The University of Chicago Chronicle reports:
New technology has allowed researchers at the University to measure, for the first time, how closely well-trained hospital staff comply with established guidelines for cardio-pulmonary resuscitation. The results reveal room for improvement.
“You can’t fix what you can’t measure,” Becker said. “Performing CPR was like driving a car without a speedometer, based more on feel than on feedback. Now, with a device that tells us how fast we are going, we think we can rein in the speeders and speed up those who fall behind.”

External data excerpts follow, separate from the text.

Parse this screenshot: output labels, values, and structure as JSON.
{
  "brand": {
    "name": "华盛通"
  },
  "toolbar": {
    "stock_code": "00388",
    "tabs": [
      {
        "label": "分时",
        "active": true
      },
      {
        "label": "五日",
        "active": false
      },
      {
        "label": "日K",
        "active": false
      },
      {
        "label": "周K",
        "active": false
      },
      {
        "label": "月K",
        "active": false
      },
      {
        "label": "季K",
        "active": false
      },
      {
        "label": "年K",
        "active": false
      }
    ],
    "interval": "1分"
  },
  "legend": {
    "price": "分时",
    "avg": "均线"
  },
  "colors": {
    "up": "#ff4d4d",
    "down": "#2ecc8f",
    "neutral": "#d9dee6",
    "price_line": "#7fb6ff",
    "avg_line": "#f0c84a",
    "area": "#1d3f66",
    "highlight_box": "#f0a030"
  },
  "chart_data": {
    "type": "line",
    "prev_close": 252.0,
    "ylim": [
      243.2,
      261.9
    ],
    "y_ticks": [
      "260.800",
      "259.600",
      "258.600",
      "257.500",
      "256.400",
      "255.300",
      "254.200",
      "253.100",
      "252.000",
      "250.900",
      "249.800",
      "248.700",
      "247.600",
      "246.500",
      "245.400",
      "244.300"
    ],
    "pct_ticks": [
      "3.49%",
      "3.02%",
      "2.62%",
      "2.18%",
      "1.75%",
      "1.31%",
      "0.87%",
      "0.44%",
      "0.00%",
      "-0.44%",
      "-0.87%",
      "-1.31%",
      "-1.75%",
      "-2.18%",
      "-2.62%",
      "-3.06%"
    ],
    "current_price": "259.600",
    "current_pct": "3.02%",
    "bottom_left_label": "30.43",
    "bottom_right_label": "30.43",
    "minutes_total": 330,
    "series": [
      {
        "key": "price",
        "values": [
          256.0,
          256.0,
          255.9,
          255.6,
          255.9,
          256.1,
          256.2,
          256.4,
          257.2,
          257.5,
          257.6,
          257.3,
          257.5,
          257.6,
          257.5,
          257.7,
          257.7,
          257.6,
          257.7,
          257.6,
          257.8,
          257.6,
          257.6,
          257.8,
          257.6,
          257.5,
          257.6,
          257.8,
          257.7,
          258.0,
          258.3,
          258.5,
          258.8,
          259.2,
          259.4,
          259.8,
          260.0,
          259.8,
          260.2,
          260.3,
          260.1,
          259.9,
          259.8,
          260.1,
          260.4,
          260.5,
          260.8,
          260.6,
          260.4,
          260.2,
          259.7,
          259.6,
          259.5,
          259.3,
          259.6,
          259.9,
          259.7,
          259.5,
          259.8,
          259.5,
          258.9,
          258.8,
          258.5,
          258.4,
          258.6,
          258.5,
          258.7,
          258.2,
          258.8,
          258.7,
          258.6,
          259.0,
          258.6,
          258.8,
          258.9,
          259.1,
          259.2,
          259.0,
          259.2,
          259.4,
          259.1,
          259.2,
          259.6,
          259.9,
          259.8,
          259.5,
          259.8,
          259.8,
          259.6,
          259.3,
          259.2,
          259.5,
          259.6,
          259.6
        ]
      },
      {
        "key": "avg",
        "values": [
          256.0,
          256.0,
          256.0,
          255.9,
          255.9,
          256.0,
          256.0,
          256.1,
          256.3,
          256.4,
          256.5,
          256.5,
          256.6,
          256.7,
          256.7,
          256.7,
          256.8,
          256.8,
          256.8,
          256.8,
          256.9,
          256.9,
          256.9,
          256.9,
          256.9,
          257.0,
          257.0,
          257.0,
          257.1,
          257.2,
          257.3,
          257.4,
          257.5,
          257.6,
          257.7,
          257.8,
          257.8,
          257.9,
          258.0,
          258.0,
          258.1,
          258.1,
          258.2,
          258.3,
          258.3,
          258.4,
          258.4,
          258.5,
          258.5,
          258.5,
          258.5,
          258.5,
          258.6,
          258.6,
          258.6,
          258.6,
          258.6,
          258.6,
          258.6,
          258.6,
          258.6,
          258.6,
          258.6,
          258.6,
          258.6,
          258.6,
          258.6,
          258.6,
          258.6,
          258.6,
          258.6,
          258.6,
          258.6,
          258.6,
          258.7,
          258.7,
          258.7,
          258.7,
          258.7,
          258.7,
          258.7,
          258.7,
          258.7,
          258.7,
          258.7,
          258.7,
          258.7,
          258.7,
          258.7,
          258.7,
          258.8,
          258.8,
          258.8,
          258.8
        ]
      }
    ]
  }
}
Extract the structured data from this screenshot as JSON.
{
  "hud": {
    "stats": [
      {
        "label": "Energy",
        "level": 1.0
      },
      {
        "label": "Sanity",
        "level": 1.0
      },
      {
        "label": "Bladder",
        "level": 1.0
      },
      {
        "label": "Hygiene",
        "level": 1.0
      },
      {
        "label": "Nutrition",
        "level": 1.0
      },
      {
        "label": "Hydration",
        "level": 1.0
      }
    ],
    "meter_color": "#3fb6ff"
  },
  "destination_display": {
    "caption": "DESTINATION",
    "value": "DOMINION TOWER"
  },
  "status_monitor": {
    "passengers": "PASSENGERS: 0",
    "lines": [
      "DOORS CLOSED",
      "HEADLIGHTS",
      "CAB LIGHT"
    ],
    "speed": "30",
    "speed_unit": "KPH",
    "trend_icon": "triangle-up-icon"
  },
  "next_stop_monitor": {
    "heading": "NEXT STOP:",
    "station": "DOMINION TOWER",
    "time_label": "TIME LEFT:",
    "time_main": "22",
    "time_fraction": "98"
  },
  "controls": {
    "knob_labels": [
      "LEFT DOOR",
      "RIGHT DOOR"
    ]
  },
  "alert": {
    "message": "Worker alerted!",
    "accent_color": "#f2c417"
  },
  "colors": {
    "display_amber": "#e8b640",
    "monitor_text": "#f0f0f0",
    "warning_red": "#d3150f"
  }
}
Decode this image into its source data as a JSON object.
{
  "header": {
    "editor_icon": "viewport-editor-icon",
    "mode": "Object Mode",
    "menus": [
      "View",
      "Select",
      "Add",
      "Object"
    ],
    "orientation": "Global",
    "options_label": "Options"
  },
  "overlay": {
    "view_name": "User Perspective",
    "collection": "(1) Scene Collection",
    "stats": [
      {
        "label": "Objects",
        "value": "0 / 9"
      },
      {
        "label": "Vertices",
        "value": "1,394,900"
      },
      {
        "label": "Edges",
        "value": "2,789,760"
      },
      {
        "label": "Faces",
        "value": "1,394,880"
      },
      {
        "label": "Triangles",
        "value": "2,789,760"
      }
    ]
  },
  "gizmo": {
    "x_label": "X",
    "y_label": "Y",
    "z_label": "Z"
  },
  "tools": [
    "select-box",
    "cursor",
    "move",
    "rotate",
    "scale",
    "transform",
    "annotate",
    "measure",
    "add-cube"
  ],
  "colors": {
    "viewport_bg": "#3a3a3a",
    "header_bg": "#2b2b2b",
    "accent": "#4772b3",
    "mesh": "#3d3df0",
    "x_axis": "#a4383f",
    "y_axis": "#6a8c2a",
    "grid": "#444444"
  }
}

The key to this study was an investigational monitor/defibrillator device that records the rate and depth of chest compressions, the rate and volume of ventilations, and the presence or absence of a pulse. It also notes when no compressions are being performed and calculates total “no-flow” time, as well as the fraction of time during a cardiac arrest when there is no blood flow.
In this study, the cardiac arrest response team at the University Hospitals used the device to measure the quality of CPR during the first five minutes of each resuscitation attempt on 67 patients who suffered a cardiac arrest at the Hospitals between Dec. 11, 2002, and April 5, 2004. The results, which were broken down into 30-second segments, were compared to guidelines the American Heart Association developed.
The guidelines recommend 100 chest compressions per minute to a depth of at least 38 millimeters (about 1.5 inches). They call for a ventilation rate of 12 to 16 breaths a minute, and they advise keeping the no-flow fraction — the fraction of time in cardiac arrest without chest compressions — under 0.17 (about 10 seconds out of every minute.)
In 28 percent of the cases, chest compression rates fell below 90 per minute. Thirty-seven percent of the chest compressions were too shallow. Ventilation rates were usually too high; in 61 percent of the 30-second segments, ventilation rates were over 20 per minute. In 40 percent of cases, the no-flow fraction rose above 0.20.
The results of the study should hardly surprise anyone who’s been involved with in-house codes. JAMA editorial is located here (.pdf). Does anyone know what device was used by researchers, so we can link to it?